Saturday, July 28, 2012

The Light.


I've always loved long journeys.When i was younger,i used to keeeeep looking for lights of my city amidst the pitch black darkness while my dad drove...right now i'm in one...from the valleys of makkah through the vast empty deserts to the city of Riyadh...I love it so much,sometimes i wish it'd never end.
I look outside my window and see nothing and everything...little lights flicker here and there and quickly pass by...some daaaark huuge mountains..sometimes some treees.Far off at a distance i see some lights perhaps of another city...again pitch black darkness -its scary how you just can't see what lies beyond.
Stars, and slowly some more stars visible,until I realise I'm staring at a huuuuuge vast black dome completely lit up with tiny twinkling stars...
Same story every journey but the feeling never fades..
Slowly I realise as the vehicle keeeeps running,almost all of my life has been likewise. Dark.

Wednesday, July 18, 2012

The Eyes that speak.


[I write this for myself.]
Lately I have been reading a lot of shares on facebook about the Hijab and the Niqab etc etc. I'm tired wallahi. Of reading all this. No one and nothing can explain what it is about.

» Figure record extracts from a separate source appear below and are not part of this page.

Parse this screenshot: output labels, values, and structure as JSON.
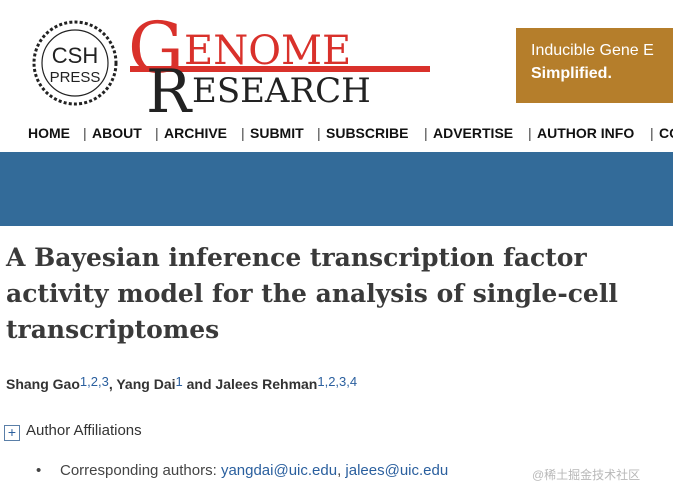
{
  "header": {
    "csh_logo": {
      "line1": "CSH",
      "line2": "PRESS"
    },
    "journal_logo": {
      "g": "G",
      "enome": "ENOME",
      "r": "R",
      "esearch": "ESEARCH"
    },
    "ad": {
      "line1": "Inducible Gene E",
      "line2": "Simplified."
    }
  },
  "nav": {
    "items": [
      "HOME",
      "ABOUT",
      "ARCHIVE",
      "SUBMIT",
      "SUBSCRIBE",
      "ADVERTISE",
      "AUTHOR INFO",
      "CO"
    ],
    "separator": "|"
  },
  "colors": {
    "banner": "#336b99",
    "accent_red": "#d9312b",
    "link": "#2a5f9e",
    "ad_bg": "#b57e2b"
  },
  "article": {
    "title": "A Bayesian inference transcription factor activity model for the analysis of single-cell transcriptomes",
    "authors": [
      {
        "name": "Shang Gao",
        "sup": "1,2,3",
        "after": ", "
      },
      {
        "name": "Yang Dai",
        "sup": "1",
        "after": " and "
      },
      {
        "name": "Jalees Rehman",
        "sup": "1,2,3,4",
        "after": ""
      }
    ],
    "affiliations_toggle": "+",
    "affiliations_label": "Author Affiliations",
    "corresponding": {
      "bullet": "•",
      "label": "Corresponding authors: ",
      "emails": [
        "yangdai@uic.edu",
        "jalees@uic.edu"
      ],
      "separator": ", "
    }
  },
  "watermark": "@稀土掘金技术社区"
}
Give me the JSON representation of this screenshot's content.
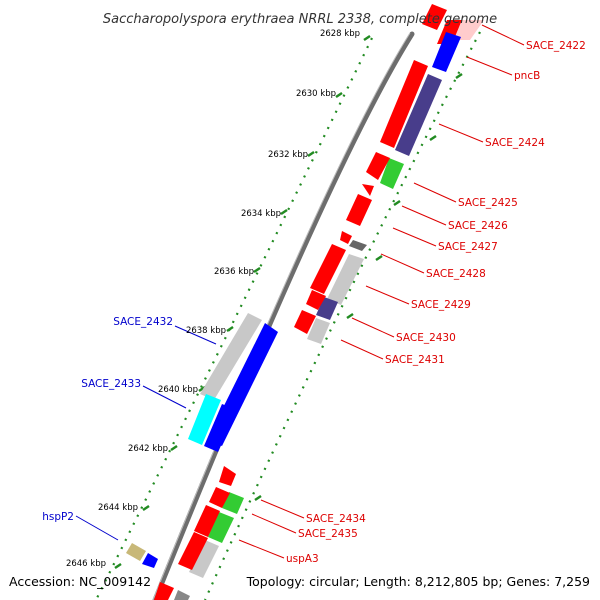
{
  "title": "Saccharopolyspora erythraea NRRL 2338, complete genome",
  "footer": {
    "accession": "Accession: NC_009142",
    "topology": "Topology: circular; Length: 8,212,805 bp; Genes: 7,259"
  },
  "kbp_labels": [
    "2628 kbp",
    "2630 kbp",
    "2632 kbp",
    "2634 kbp",
    "2636 kbp",
    "2638 kbp",
    "2640 kbp",
    "2642 kbp",
    "2644 kbp",
    "2646 kbp"
  ],
  "gene_labels_right": [
    "SACE_2422",
    "pncB",
    "SACE_2424",
    "SACE_2425",
    "SACE_2426",
    "SACE_2427",
    "SACE_2428",
    "SACE_2429",
    "SACE_2430",
    "SACE_2431",
    "SACE_2434",
    "SACE_2435",
    "uspA3"
  ],
  "gene_labels_left": [
    "SACE_2432",
    "SACE_2433",
    "hspP2"
  ],
  "colors": {
    "red": "#ff0000",
    "blue": "#0000ff",
    "dark_blue": "#483d8b",
    "green": "#33cc33",
    "gray": "#c8c8c8",
    "dark_gray": "#666666",
    "cyan": "#00ffff",
    "khaki": "#c8b878",
    "label_red": "#dd0000",
    "label_blue": "#0000cc",
    "axis_green": "#228b22"
  }
}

No I DO NOT wear my niqab for any hypothetical 'husband'. I hate this overly used statement. I'm sorry, but I don't like it. What if tomorrow, the one I marry says he doesn't want me to wear it?[La QadrAllah] What if he loves me to wear it and I wear it for him and then naudhubillah he is no more? then will I have to remove it because he is no longer alive and I had worn it just for him?

First of all, i don't like classifying. Hijabi. Niqabi. Non-Hijabi. What's this? Am sure my niqaab is equal to someone else's Hijab. Hayaa is the word for me. Hayaa. :)

Tuesday, July 17, 2012

In adoration deep..

Sunlight streams through the window pane
Rainbow radiant on the grass
Do you see it too?

I dreamt of stars in my room,
I dreamt of rainbow routes to cross,
Did you dream too?

I feel the rain, wet on my skin,
I feel the breeze, the serene zephyr,
Do you sense it too?

I see birds rejoice, I see children in delight,
I see the cloud in shapes
Of hearts and blooms in white.

Is it just me, or do you believe too? 
In worlds wonders,
In dreamlike fairy-tales,

In fruitful faith,
In invincible invisible Lord,

In silent sound sleep,
In love life, in adoration deep,

In sparkly treasures,
In challenges and leisure,

In endless thoughts,
In watery droughts,

In dreams, huge dreams?
To fly high, climb up high, 
To find peace, in tough times,
Flowers amidst thorns,
Smiles amidst sorrow?


:)

Friday, July 6, 2012

While The pigeons Ate To Their Fill...


Very happily she drops food for them on my window sill. Smilingly she puts a generous amount saying 'The more we put the more happy they are'. And then she drops them carefully by the corner because otherwise they'd fall down and the pigeons wouldn't be able to have enough. 'Heights of sincerity' I think to myself about my mother.

She then closes the window to my surprise. If it were me, I'd keep my window open and sit back to watch them come and eat. I'd enjoy the sight. But she says, 'They won't come and feel free. They must enjoy themselves', and quietly leaves my room. I stand there dazed. Watching through my window, shadows of pigeons fly and come towards it. One by one, a lot of them pecking food happily. And I wonder to myself, my mom doesn't even know this? She finds happiness in feeding them and contentment in just knowing that they ate to their fill even without watching them. They don't even know who does this for them. They don't even know that the ease with which they eat had been prepared for and thought of already and is not a mere coincidence.

And then I remain there watching, and thinking to myself. How many a times her kindness towards me might have gone unnoticed? I recollect all those littlest of things I took for granted- waking up and seeing that the curtains are closed so the piercing sunlight may not disturb me, the blanket is over me so I'm not feeling too cold, the garbage basket is clear and emptied, breakfast is ready, my laptop is not next to me almost dropping off my bed but nicely placed over my table, my clothes are washed, etc. etc.

A drop of tear trickles down my eyes as I slowly realize all those people in my life whose kindness and love went unnoticed. To whom my 'Sorry's' and 'Thankyous's' were left unsaid.
I learn from my mom, by this little action she does. To try to excel in the smallest of deeds. And to be there for anyone when I can be there. And to thank wholeheartedly whenever I should. And to say sorry if it can mend a relationship. And to 'not expect' from anyone. And most importantly, I learn my lesson of 'Sincerity'.

True sincerity is when you give someone and they don't even know it. When you give so much that they can't repay you. When you know that no one knows, but Allah SWT has seen you. Knowing that Him knowing is enough. Knowing that He won't let it go forgotten. THAT'S sincerity.